School uses high-tech checkpoint for visitors

By MIKE SAVICKI, Charlotte Observer Special Correspondent

The kiosk at Davidson Elementary looks more like a bank ATM than something normally found at a school.

But school officials say the system is helping make students and staff safer.

Last week's school shootings at Virginia Tech is once again bringing increased attention to the issue of school campus safety. The shootings left 33 dead, including the gunman.

In the Lake Norman area, Davidson Elementary started using the electronic system in the fall to track visitors. The system provides a record of everyone on school grounds at all times. The goal is to improve school security, said PTA president Laura Daily.

When a visitor arrives at Davidson Elementary, the person swipes a driver's license or keys personal information on the lobby kiosk. The kiosk then snaps a picture of the visitor and prints a single-use visitor badge that must be worn at all times while on school grounds.

At the same time, the system checks the visitor against national and state sex offender registries and, if the visitor is a match, the office is alerted and staff takes appropriate action to prevent the offender from entering the school.

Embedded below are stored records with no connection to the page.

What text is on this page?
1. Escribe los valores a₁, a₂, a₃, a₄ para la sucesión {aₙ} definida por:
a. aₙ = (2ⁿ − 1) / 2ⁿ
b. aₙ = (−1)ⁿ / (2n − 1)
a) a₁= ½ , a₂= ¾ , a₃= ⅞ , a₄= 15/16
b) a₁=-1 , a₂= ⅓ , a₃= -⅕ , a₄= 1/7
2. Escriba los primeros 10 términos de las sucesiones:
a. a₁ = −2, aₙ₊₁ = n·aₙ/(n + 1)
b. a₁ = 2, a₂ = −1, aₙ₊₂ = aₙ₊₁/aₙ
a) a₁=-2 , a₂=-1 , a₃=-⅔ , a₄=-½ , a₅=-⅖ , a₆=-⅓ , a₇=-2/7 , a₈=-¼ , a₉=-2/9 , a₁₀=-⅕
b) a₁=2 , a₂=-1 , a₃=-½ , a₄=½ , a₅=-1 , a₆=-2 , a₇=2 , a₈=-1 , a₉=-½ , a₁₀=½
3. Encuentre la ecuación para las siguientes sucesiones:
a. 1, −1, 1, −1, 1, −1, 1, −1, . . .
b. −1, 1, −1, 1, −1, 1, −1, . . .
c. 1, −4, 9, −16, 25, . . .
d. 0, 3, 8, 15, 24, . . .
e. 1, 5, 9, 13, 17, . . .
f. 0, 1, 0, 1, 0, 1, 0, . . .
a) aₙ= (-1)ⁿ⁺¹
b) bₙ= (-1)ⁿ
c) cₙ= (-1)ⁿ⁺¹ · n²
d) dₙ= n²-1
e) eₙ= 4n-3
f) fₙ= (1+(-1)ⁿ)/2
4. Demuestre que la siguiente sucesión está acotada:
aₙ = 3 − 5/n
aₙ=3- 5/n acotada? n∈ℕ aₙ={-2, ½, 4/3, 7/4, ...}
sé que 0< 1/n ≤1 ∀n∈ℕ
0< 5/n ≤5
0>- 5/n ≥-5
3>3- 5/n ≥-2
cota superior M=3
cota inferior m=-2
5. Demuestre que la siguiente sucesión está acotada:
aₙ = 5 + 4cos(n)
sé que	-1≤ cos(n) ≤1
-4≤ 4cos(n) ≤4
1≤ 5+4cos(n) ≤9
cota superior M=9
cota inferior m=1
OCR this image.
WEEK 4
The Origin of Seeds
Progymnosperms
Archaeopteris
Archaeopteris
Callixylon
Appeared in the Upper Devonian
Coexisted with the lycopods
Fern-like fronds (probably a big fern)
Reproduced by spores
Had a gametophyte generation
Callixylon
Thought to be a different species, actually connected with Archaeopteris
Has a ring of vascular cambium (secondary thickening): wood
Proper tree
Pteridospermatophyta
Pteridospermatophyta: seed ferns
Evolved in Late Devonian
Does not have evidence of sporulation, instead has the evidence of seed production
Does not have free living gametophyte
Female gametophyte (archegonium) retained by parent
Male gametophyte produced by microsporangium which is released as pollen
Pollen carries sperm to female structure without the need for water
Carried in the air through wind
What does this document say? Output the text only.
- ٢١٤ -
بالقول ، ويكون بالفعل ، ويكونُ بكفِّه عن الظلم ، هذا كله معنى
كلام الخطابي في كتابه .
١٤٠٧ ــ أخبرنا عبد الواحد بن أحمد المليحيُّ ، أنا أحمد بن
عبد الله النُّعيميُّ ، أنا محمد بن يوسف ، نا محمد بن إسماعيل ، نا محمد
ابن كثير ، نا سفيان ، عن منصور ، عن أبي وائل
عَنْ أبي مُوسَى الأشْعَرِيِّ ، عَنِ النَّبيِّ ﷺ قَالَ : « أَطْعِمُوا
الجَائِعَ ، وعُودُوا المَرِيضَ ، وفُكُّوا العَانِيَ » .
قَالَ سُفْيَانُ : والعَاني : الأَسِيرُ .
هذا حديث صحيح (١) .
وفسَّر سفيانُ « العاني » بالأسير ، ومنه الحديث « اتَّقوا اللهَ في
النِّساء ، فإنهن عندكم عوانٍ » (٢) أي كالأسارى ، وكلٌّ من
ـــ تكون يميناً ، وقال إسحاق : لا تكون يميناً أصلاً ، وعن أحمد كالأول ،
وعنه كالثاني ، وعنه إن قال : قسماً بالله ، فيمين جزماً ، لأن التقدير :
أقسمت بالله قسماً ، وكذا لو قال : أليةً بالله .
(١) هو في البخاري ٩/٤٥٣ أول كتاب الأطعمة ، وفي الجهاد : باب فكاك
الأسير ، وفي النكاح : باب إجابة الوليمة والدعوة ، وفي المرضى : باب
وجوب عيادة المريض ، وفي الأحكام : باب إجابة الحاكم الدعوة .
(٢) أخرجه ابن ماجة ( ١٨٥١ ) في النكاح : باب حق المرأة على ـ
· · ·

"The primary concern is always the safety of the students, so I love having the picture ID right on the badge so you can see who each person is at the school and make sure they match," Daily said. "It's a step up in adding a sense of security that was never there before."

The trend to strengthen school safety and security is increasing nationwide, and the focus is on electronics.

In Florida, where the demand for background checks came from school systems themselves, the state passed the Jessica Lunsford Act. The act, commonly known as Jessica's Law, requires schools to screen campus visitors, volunteers and vendors against criminal databases.

Charlotte-Mecklenburg Schools has 10 LobbyGuard units in schools and administrative buildings.

The system helps school staff recognize visitors by generating the uniform visitor badge, said Davidson Elementary Principal Celeste Ellis.

The kiosk also features an option that allows the school to build its own database for its children, Ellis said. That could be useful in a divorced family, she said, where one parent isn't authorized to pick up the child.

"The machine allows us to identify the person while still in our office and not after they have checked out the child," she said.

A parent donated the LobbyGuard system to the school, Ellis said. The PTA paid for an add-on feature that allows parents and frequent visitors to swipe their own key tag in front of the machine to log in and out each time they visit. Their information is already stored in the system, Ellis said.

Ellis said it replaces the seemingly endless staff hours devoted to writing out visitor badges and managing logbooks.

"With everything that is happening across the country related to school security," Ellis said, "anything we can do to make our school safer is a welcomed addition."